Japanese gamblers and Japan’s gambling industry is pegged to be worth as much as $40B annually, putting the country on par with Macau, the current hub of gambling in the region, according to Nikkei Asia.
The report said that Japanese gamblers already wager around $200B a year on pachinko and slot machines.
While Japan offered a similar environment to Singapore — infrastructure, hotels, flights, entertainment — the critical difference was the fear that organized crime, in the form of the Yakuza, would inevitably become a part of the legalized gambling space.

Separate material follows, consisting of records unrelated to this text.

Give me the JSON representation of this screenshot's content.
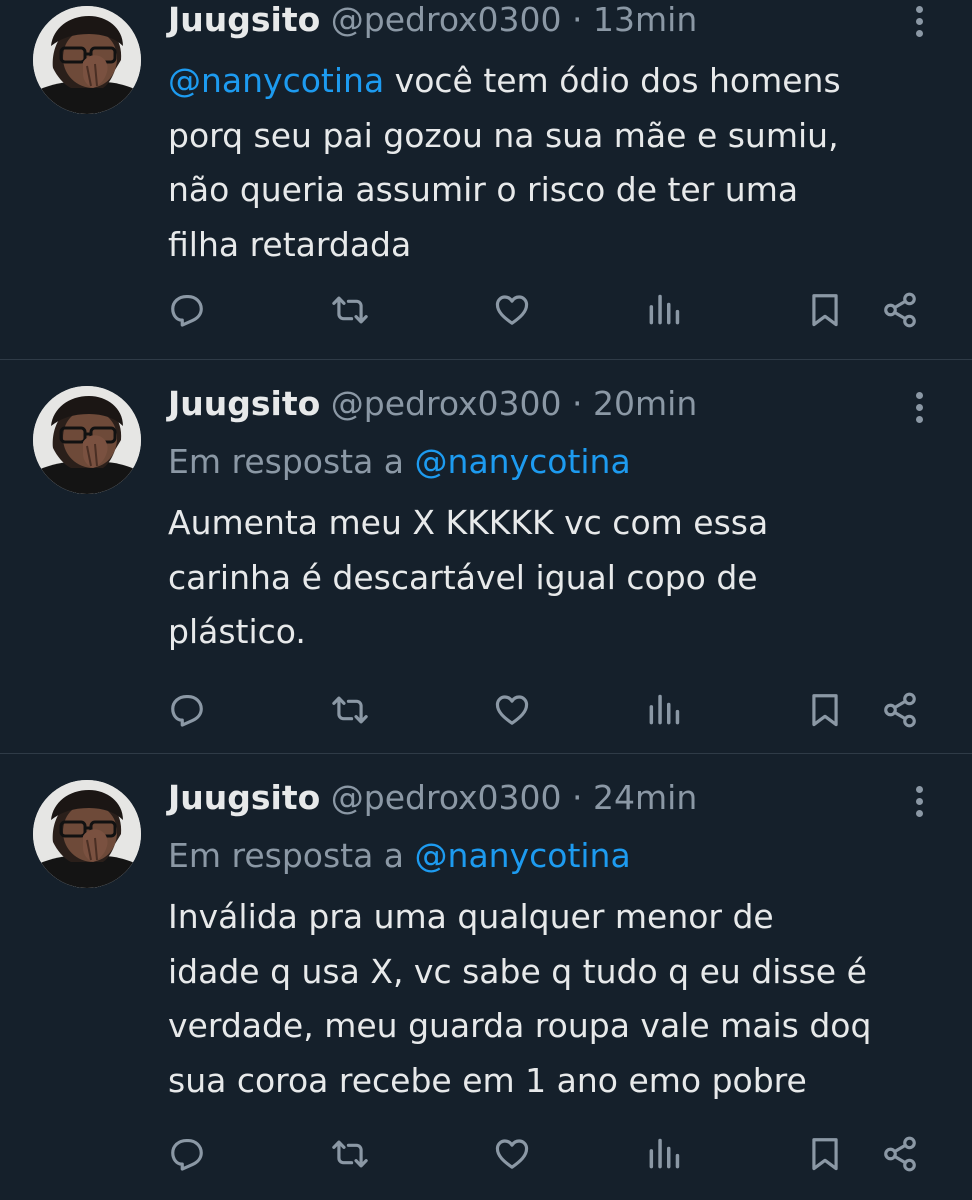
{
  "colors": {
    "background": "#15202b",
    "primary_text": "#e7e9ea",
    "secondary_text": "#8b98a5",
    "mention": "#1d9bf0",
    "divider": "#2f3b47"
  },
  "icons": {
    "reply": "reply-icon",
    "retweet": "retweet-icon",
    "like": "heart-icon",
    "views": "views-chart-icon",
    "bookmark": "bookmark-icon",
    "share": "share-icon",
    "more": "more-dots-icon"
  },
  "tweets": [
    {
      "name": "Juugsito",
      "handle": "@pedrox0300",
      "separator": "·",
      "time": "13min",
      "mention": "@nanycotina",
      "lines": [
        " você tem ódio dos homens",
        "porq seu pai gozou na sua mãe e sumiu,",
        "não queria assumir o risco de ter uma",
        "filha retardada"
      ]
    },
    {
      "name": "Juugsito",
      "handle": "@pedrox0300",
      "separator": "·",
      "time": "20min",
      "reply_prefix": "Em resposta a ",
      "reply_to": "@nanycotina",
      "lines": [
        "Aumenta meu X KKKKK vc com essa",
        "carinha é descartável igual copo de",
        "plástico."
      ]
    },
    {
      "name": "Juugsito",
      "handle": "@pedrox0300",
      "separator": "·",
      "time": "24min",
      "reply_prefix": "Em resposta a ",
      "reply_to": "@nanycotina",
      "lines": [
        "Inválida pra uma qualquer menor de",
        "idade q usa X, vc sabe q tudo q eu disse é",
        "verdade, meu guarda roupa vale mais doq",
        "sua coroa recebe em 1 ano emo pobre"
      ]
    }
  ]
}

Thus far they have operated in the shadows and been a target of law enforcement.
Matsumoto Hiroki, an investment adviser and former stockbroker who has studied yakuza strategies, noted in his book “Kyoseisha: The behind-the-scenes fixers in the Japanese stock market and yakuza money” that the groups can be exceptionally good at gaining control over a company via the use of information gathering, honey traps and blackmail.
While it was believed that advanced technology, including facial recognition, would be deployed to ensure that known yakuza members would not get access to the legalized casinos, there was the fear that these individuals could still gain back door or indirect access to these venues and extort or otherwise put pressure on legal patrons from parting with their winnings.